II. história do tratamento
Após a admissão, o paciente foi primeiro reposicionado por tracção. Por estiramento e tracção, a forma da fractura foi mais ou menos normalizada, e depois foi aplicada uma tala temporária. Durante a preparação pré-operatória, o paciente foi instruído a elevar o membro afectado, e foi-lhe administrada injecção intravenosa de manitol e comprimidos de extracção oral de sementes de castanha de cavalo para reduzir o inchaço. A reconstrução da articulação do pulso por TC foi concluída para clarificar o padrão da fractura, e testes pré-operatórios como a ecografia vascular do membro superior, o hemograma de rotina, a função hepática e renal, e imagens de coagulação foram concluídos. O paciente foi tratado no 3º dia após a admissão com uma incisão e fixação interna da fractura, que demorou cerca de 2 horas, e foi protegido por uma cinta durante 3 dias após a operação.
III. resultados do tratamento
O paciente mostrou um ligeiro inchaço na margem da incisão no primeiro dia após a cirurgia; o inchaço diminuiu 3 dias após a cirurgia, e não houve infecção ou necrose de pele; os pontos foram removidos 14 dias após a cirurgia, e a articulação do pulso retomou o movimento normal após a cirurgia, e as outras articulações do antebraço tiveram mobilidade normal. A dor no local da incisão foi dolorosa após a cirurgia, mas não houve desconforto significativo na área da fractura, e a dor resolvida 5 dias após a cirurgia. No momento da alta, o paciente era capaz de mover o seu antebraço normalmente sem a protecção de uma cinta.
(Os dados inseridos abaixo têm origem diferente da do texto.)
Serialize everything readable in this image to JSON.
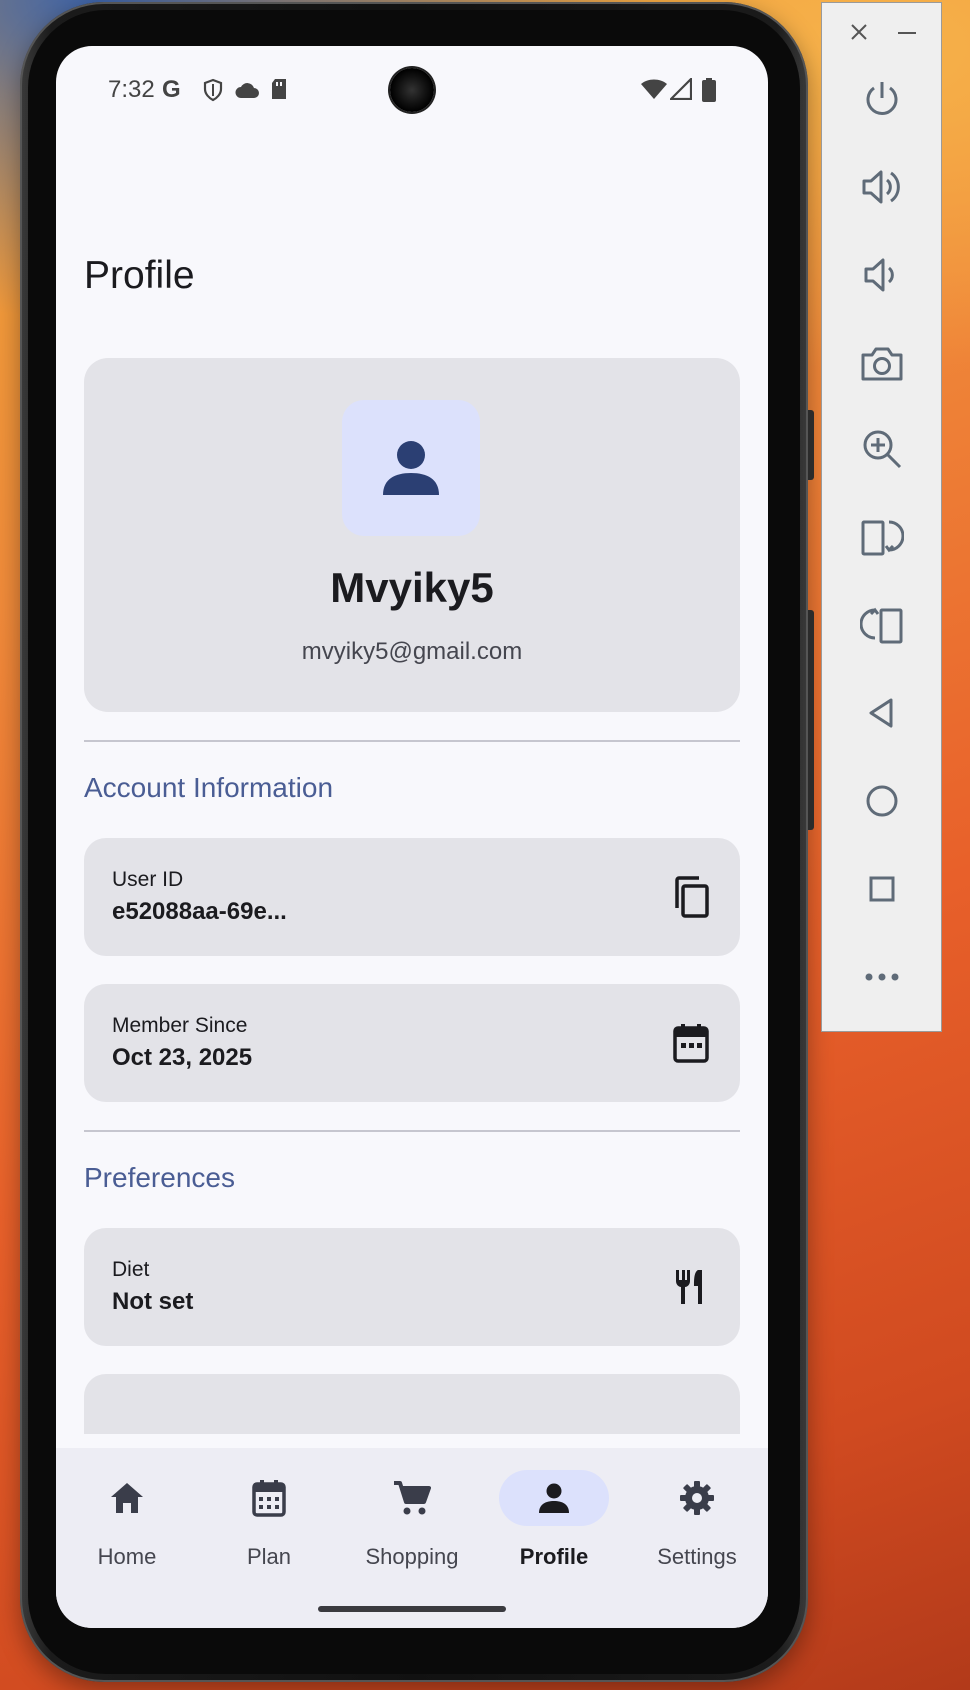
{
  "status_bar": {
    "time": "7:32",
    "left_icons": [
      "google-icon",
      "shield-icon",
      "cloud-icon",
      "sd-card-icon"
    ],
    "right_icons": [
      "wifi-icon",
      "signal-icon",
      "battery-icon"
    ]
  },
  "page": {
    "title": "Profile"
  },
  "profile": {
    "name": "Mvyiky5",
    "email": "mvyiky5@gmail.com",
    "avatar_icon": "person-icon"
  },
  "account_section": {
    "title": "Account Information",
    "items": [
      {
        "label": "User ID",
        "value": "e52088aa-69e...",
        "icon": "copy-icon"
      },
      {
        "label": "Member Since",
        "value": "Oct 23, 2025",
        "icon": "calendar-icon"
      }
    ]
  },
  "preferences_section": {
    "title": "Preferences",
    "items": [
      {
        "label": "Diet",
        "value": "Not set",
        "icon": "restaurant-icon"
      }
    ]
  },
  "bottom_nav": {
    "items": [
      {
        "label": "Home",
        "icon": "home-icon",
        "active": false
      },
      {
        "label": "Plan",
        "icon": "calendar-icon",
        "active": false
      },
      {
        "label": "Shopping",
        "icon": "cart-icon",
        "active": false
      },
      {
        "label": "Profile",
        "icon": "person-icon",
        "active": true
      },
      {
        "label": "Settings",
        "icon": "gear-icon",
        "active": false
      }
    ]
  },
  "emulator_toolbar": {
    "buttons": [
      "close-icon",
      "minimize-icon",
      "power-icon",
      "volume-up-icon",
      "volume-down-icon",
      "camera-icon",
      "zoom-icon",
      "rotate-left-icon",
      "rotate-right-icon",
      "back-icon",
      "home-icon",
      "overview-icon",
      "more-icon"
    ]
  },
  "colors": {
    "accent": "#4a5d94",
    "active_pill": "#dce1fc",
    "card": "#e3e3e8",
    "icon_primary": "#2b3f73"
  }
}
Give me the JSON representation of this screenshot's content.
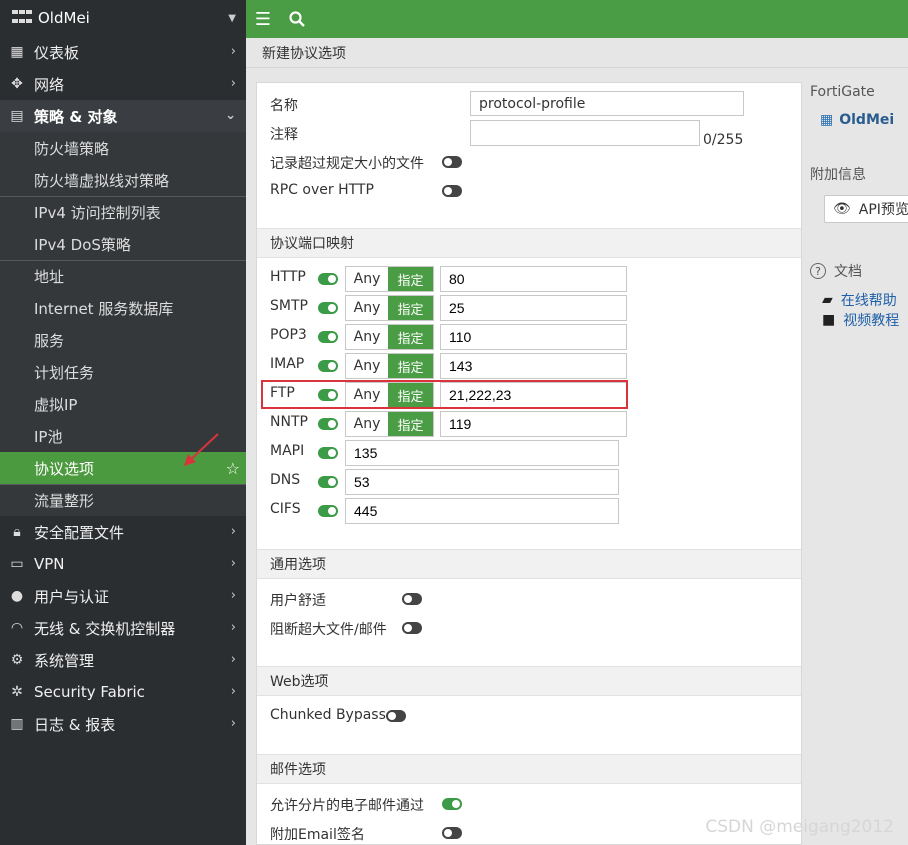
{
  "brand": {
    "name": "OldMei"
  },
  "sidebar": {
    "items": [
      {
        "label": "仪表板",
        "icon": "dashboard-icon"
      },
      {
        "label": "网络",
        "icon": "network-icon"
      },
      {
        "label": "策略 & 对象",
        "icon": "policy-icon"
      },
      {
        "label": "安全配置文件",
        "icon": "lock-icon"
      },
      {
        "label": "VPN",
        "icon": "laptop-icon"
      },
      {
        "label": "用户与认证",
        "icon": "user-icon"
      },
      {
        "label": "无线 & 交换机控制器",
        "icon": "wifi-icon"
      },
      {
        "label": "系统管理",
        "icon": "gear-icon"
      },
      {
        "label": "Security Fabric",
        "icon": "fabric-icon"
      },
      {
        "label": "日志 & 报表",
        "icon": "chart-icon"
      }
    ],
    "sub_items": [
      "防火墙策略",
      "防火墙虚拟线对策略",
      "IPv4 访问控制列表",
      "IPv4 DoS策略",
      "地址",
      "Internet 服务数据库",
      "服务",
      "计划任务",
      "虚拟IP",
      "IP池",
      "协议选项",
      "流量整形"
    ]
  },
  "page": {
    "title": "新建协议选项"
  },
  "form": {
    "name_label": "名称",
    "name_value": "protocol-profile",
    "comment_label": "注释",
    "comment_counter": "0/255",
    "log_oversized_label": "记录超过规定大小的文件",
    "rpc_label": "RPC over HTTP"
  },
  "sections": {
    "port_mapping": "协议端口映射",
    "common": "通用选项",
    "web": "Web选项",
    "mail": "邮件选项"
  },
  "ports": {
    "any_label": "Any",
    "specify_label": "指定",
    "rows": [
      {
        "proto": "HTTP",
        "value": "80"
      },
      {
        "proto": "SMTP",
        "value": "25"
      },
      {
        "proto": "POP3",
        "value": "110"
      },
      {
        "proto": "IMAP",
        "value": "143"
      },
      {
        "proto": "FTP",
        "value": "21,222,23"
      },
      {
        "proto": "NNTP",
        "value": "119"
      },
      {
        "proto": "MAPI",
        "value": "135"
      },
      {
        "proto": "DNS",
        "value": "53"
      },
      {
        "proto": "CIFS",
        "value": "445"
      }
    ]
  },
  "common": {
    "comfort_label": "用户舒适",
    "block_oversize_label": "阻断超大文件/邮件"
  },
  "web": {
    "chunked_label": "Chunked Bypass"
  },
  "mail": {
    "fragmented_label": "允许分片的电子邮件通过",
    "signature_label": "附加Email签名"
  },
  "rightpanel": {
    "device_label": "FortiGate",
    "device_name": "OldMei",
    "extra_info": "附加信息",
    "api_preview": "API预览",
    "docs_label": "文档",
    "online_help": "在线帮助",
    "video_tutorials": "视频教程"
  },
  "watermark": "CSDN @meigang2012",
  "colors": {
    "accent": "#4a9c45",
    "sidebar": "#2b2e31",
    "highlight": "#d9343b"
  }
}
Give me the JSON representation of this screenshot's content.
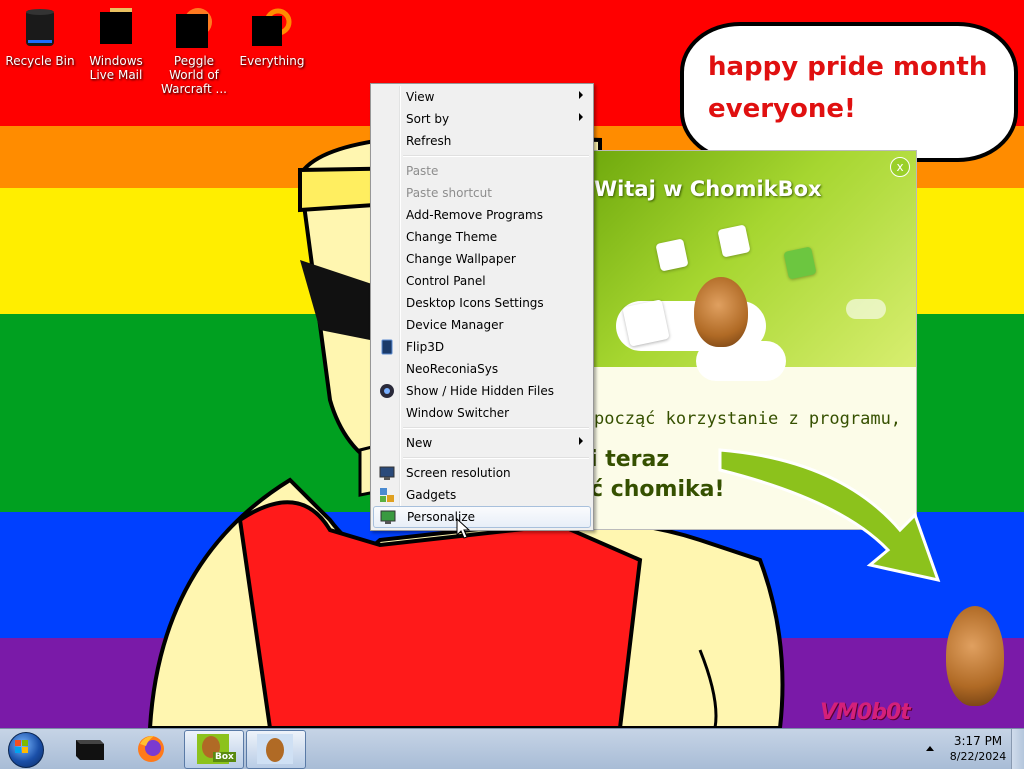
{
  "desktop": {
    "icons": [
      {
        "label": "Recycle Bin",
        "icon": "recycle-bin-icon"
      },
      {
        "label": "Windows Live Mail",
        "icon": "windows-live-mail-icon"
      },
      {
        "label": "Peggle World of Warcraft ...",
        "icon": "peggle-icon"
      },
      {
        "label": "Everything",
        "icon": "everything-search-icon"
      }
    ],
    "bubble_text": "happy pride month everyone!",
    "watermark": "VM0b0t",
    "stripe_colors": [
      "#ff0000",
      "#ff8c00",
      "#ffee00",
      "#00a020",
      "#0040ff",
      "#7a1aa8"
    ]
  },
  "chomikbox": {
    "title": "Witaj w ChomikBox",
    "close": "x",
    "line1": "począć korzystanie z programu,",
    "line2": "i teraz",
    "line3": "ć chomika!",
    "accent": "#8cc21c"
  },
  "context_menu": {
    "items": [
      {
        "label": "View",
        "submenu": true
      },
      {
        "label": "Sort by",
        "submenu": true
      },
      {
        "label": "Refresh"
      },
      {
        "label": "Paste",
        "disabled": true
      },
      {
        "label": "Paste shortcut",
        "disabled": true
      },
      {
        "label": "Add-Remove Programs"
      },
      {
        "label": "Change Theme"
      },
      {
        "label": "Change Wallpaper"
      },
      {
        "label": "Control Panel"
      },
      {
        "label": "Desktop Icons Settings"
      },
      {
        "label": "Device Manager"
      },
      {
        "label": "Flip3D",
        "icon": "flip3d-icon"
      },
      {
        "label": "NeoReconiaSys"
      },
      {
        "label": "Show / Hide Hidden Files",
        "icon": "hidden-files-icon"
      },
      {
        "label": "Window Switcher"
      },
      {
        "label": "New",
        "submenu": true
      },
      {
        "label": "Screen resolution",
        "icon": "screen-resolution-icon"
      },
      {
        "label": "Gadgets",
        "icon": "gadgets-icon"
      },
      {
        "label": "Personalize",
        "icon": "personalize-icon",
        "highlighted": true
      }
    ]
  },
  "taskbar": {
    "buttons": [
      {
        "name": "start-button",
        "icon": "windows-logo-icon"
      },
      {
        "name": "taskbar-recycle-app",
        "icon": "black-box-icon"
      },
      {
        "name": "taskbar-firefox",
        "icon": "firefox-icon"
      },
      {
        "name": "taskbar-chomikbox",
        "icon": "chomikbox-icon",
        "badge": "Box"
      },
      {
        "name": "taskbar-hamster",
        "icon": "hamster-icon"
      }
    ],
    "clock_time": "3:17 PM",
    "clock_date": "8/22/2024",
    "color": "#b4c6dc"
  }
}
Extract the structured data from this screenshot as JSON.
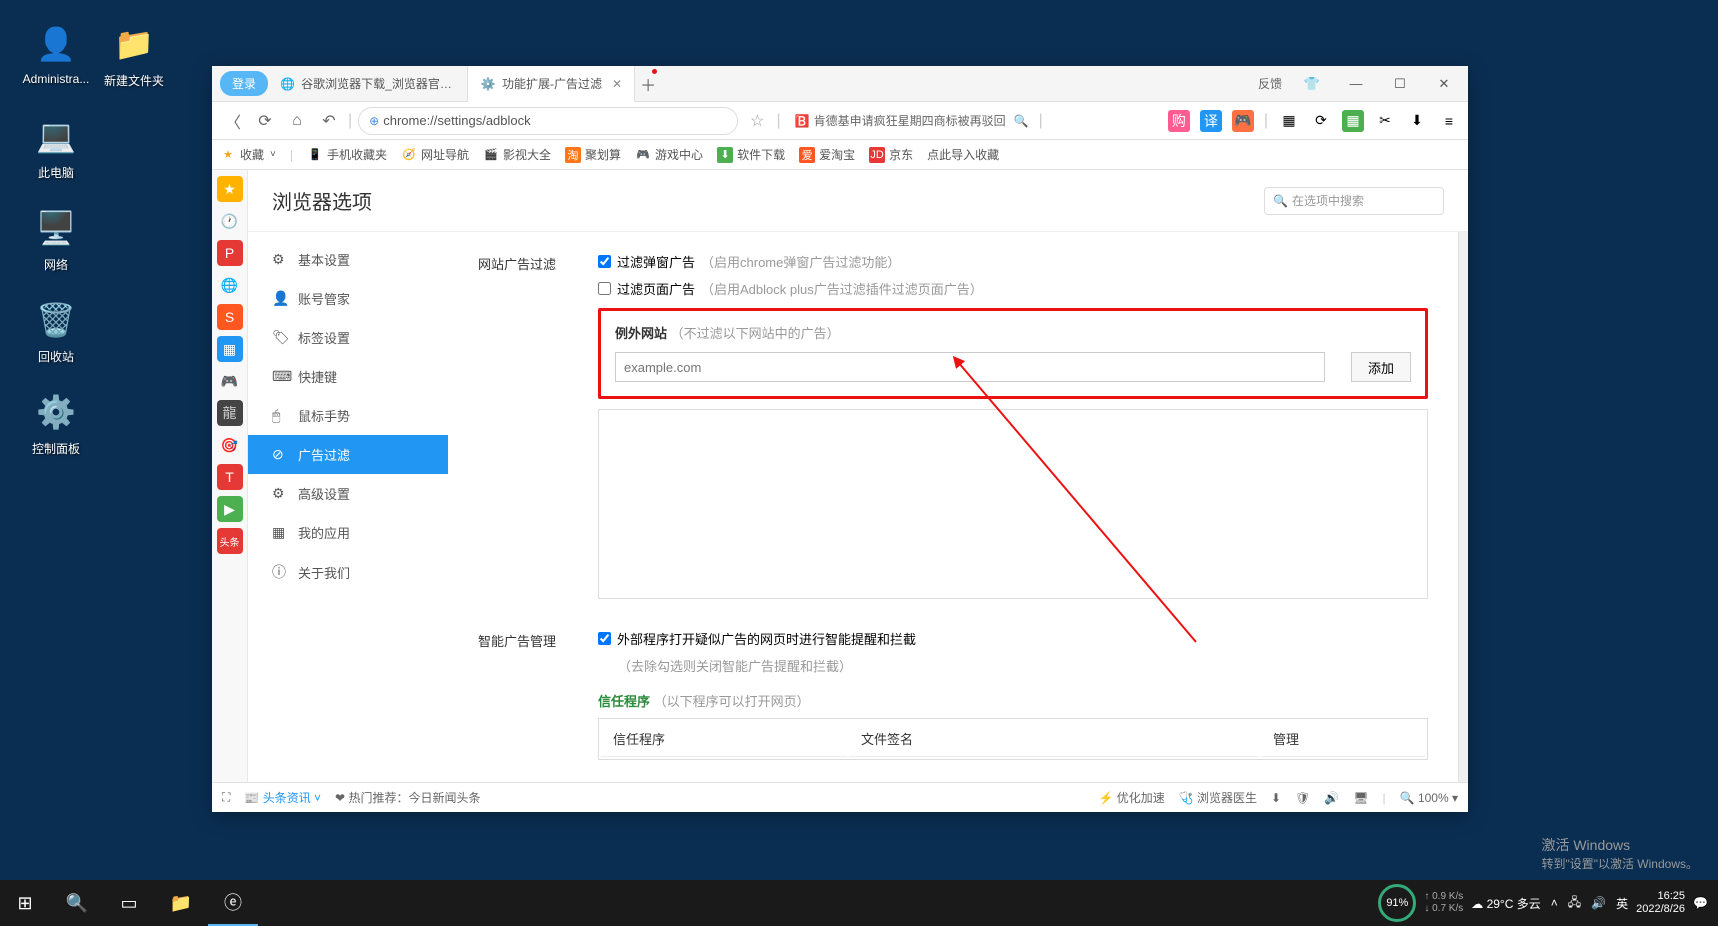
{
  "desktop": {
    "icons": [
      {
        "label": "Administra...",
        "glyph": "👤"
      },
      {
        "label": "新建文件夹",
        "glyph": "📁"
      },
      {
        "label": "此电脑",
        "glyph": "💻"
      },
      {
        "label": "网络",
        "glyph": "🖥️"
      },
      {
        "label": "回收站",
        "glyph": "🗑️"
      },
      {
        "label": "控制面板",
        "glyph": "⚙️"
      }
    ]
  },
  "browser": {
    "login_btn": "登录",
    "tabs": [
      {
        "title": "谷歌浏览器下载_浏览器官网入",
        "active": false
      },
      {
        "title": "功能扩展-广告过滤",
        "active": true
      }
    ],
    "feedback": "反馈",
    "url": "chrome://settings/adblock",
    "search_hint": "肯德基申请疯狂星期四商标被再驳回",
    "bookmarks": {
      "fav": "收藏",
      "items": [
        "手机收藏夹",
        "网址导航",
        "影视大全",
        "聚划算",
        "游戏中心",
        "软件下载",
        "爱淘宝",
        "京东",
        "点此导入收藏"
      ]
    }
  },
  "settings": {
    "title": "浏览器选项",
    "search_placeholder": "在选项中搜索",
    "nav": [
      "基本设置",
      "账号管家",
      "标签设置",
      "快捷键",
      "鼠标手势",
      "广告过滤",
      "高级设置",
      "我的应用",
      "关于我们"
    ],
    "section1": {
      "label": "网站广告过滤",
      "check1": "过滤弹窗广告",
      "check1_hint": "（启用chrome弹窗广告过滤功能）",
      "check2": "过滤页面广告",
      "check2_hint": "（启用Adblock plus广告过滤插件过滤页面广告）",
      "except_label": "例外网站",
      "except_hint": "（不过滤以下网站中的广告）",
      "input_placeholder": "example.com",
      "add_btn": "添加"
    },
    "section2": {
      "label": "智能广告管理",
      "check1": "外部程序打开疑似广告的网页时进行智能提醒和拦截",
      "hint": "（去除勾选则关闭智能广告提醒和拦截）",
      "trust_label": "信任程序",
      "trust_hint": "（以下程序可以打开网页）",
      "th1": "信任程序",
      "th2": "文件签名",
      "th3": "管理"
    }
  },
  "statusbar": {
    "news": "头条资讯",
    "hot": "热门推荐：今日新闻头条",
    "optimize": "优化加速",
    "doctor": "浏览器医生",
    "zoom": "100%"
  },
  "taskbar": {
    "meter": "91%",
    "speed_up": "↑ 0.9 K/s",
    "speed_down": "↓ 0.7 K/s",
    "weather": "29°C 多云",
    "ime": "英",
    "time": "16:25",
    "date": "2022/8/26"
  },
  "activate": {
    "line1": "激活 Windows",
    "line2": "转到\"设置\"以激活 Windows。"
  }
}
Ao rever 6 meses após a cirurgia, a fractura do paciente tinha cicatrizado e o antebraço tinha voltado à sua função normal.
IV. Notas
Estamos satisfeitos por a fractura do paciente estar gradualmente a recuperar e como o raio distal não é uma área que suporte peso, este paciente não necessita de repouso no leito no pós-operatório. Para evitar rigidez articular, o paciente é aconselhado a poder mover o pulso normalmente após a descarga, não só para flexão e extensão do punho, mas também para rotação, mas não para manter o peso, tais como levantar objectos pesados. Durante a fase de cura da fractura, deve prestar-se atenção à suplementação de cálcio para prevenir a osteoporose, e após a fractura ter sarado completamente, a articulação do pulso pode mover-se e manter o peso normalmente.
V. Percepção pessoal
As fracturas do raio distal são comuns em mulheres idosas e quando ocorrem, muitos pacientes optam por um tratamento conservador. São necessários cerca de 3 meses para curar a fractura com imobilização de gesso, o que provavelmente levará à rigidez do pulso e a dores crónicas nas fases posteriores. Este paciente tem um elevado nível de actividade durante o dia e uma grande procura da função do pulso, pelo que a cirurgia foi a opção final. A cirurgia permite que a fractura e a superfície articular sejam reposicionadas sob visão directa e que o movimento normal possa ser retomado após a cirurgia, permitindo a máxima preservação da função do pulso.